What is bothering me is the following.

Let $f(z) = \sum a_n z^n$ be analytic inside the unit disc. That is, the radius of convergence at least $1$. For simplicity, we assume it is $1$, i.e.,

$$r = \frac{1}{\limsup_{n\rightarrow\infty}\sqrt[n]{|a_n|}} = 1$$

implying that inside the unit disc, term-by-term differentiation and integration are possible. Since $\left( a_n \right)^{1/n}$ goes to $1$ as $n$ goes to $\infty$, it is also true that $\left(na_n \right)^{1/n}$ goes to $1$. Similarly, $\left(\frac{a_n}{n} \right)^{1/n}$ also goes to $1$. Now, defining

$$f(z,s) = \sum_{n=1}^\infty \frac{a_n z^n}{n^s}$$

it is the case that $f_{2}(z) = f(z,2)$ and in general iterating, $f_n(z) = f(z, n)$ are analytic inside the unit disc. In fact, uniform bounds hold true for compact sets contained in the domain $|z| \leq 1$ and $|s| \leq K$ for arbitrary $K$, and so $f(z,s)$ is analytic in the domain $D^\circ \times \mathbb C$, where $z \in D^\circ$, the open unit disc, and $s \in \mathbb C$.

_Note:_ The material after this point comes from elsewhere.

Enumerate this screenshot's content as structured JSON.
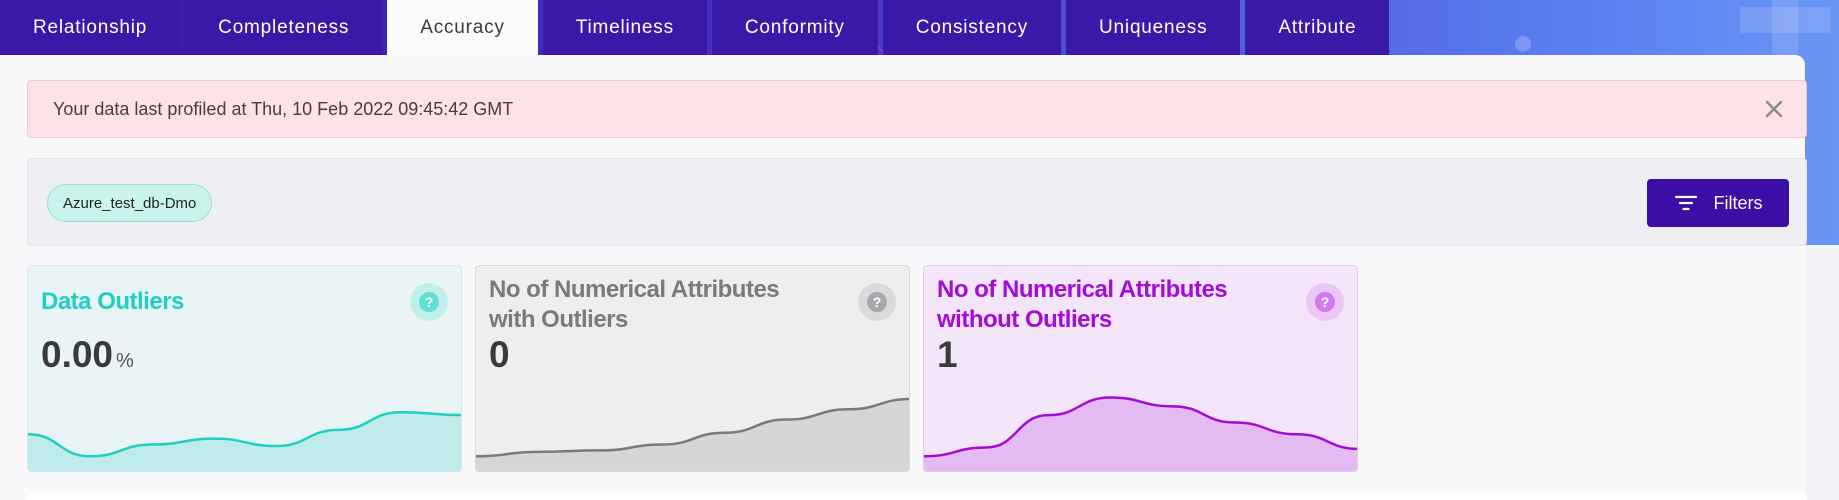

So any analytic function in the unit disc can be extended just like the logarithm is extended to polylogarithms. But there is a rich theory about polylogarithms, and I haven't heard of any such theories about other functions analytic inside the unit disc.

So, what makes polylogarithm so amenable to an extended theory of polylogarithms yielding so many results? Why is this not giving such an interesting theory for just any other complex functions?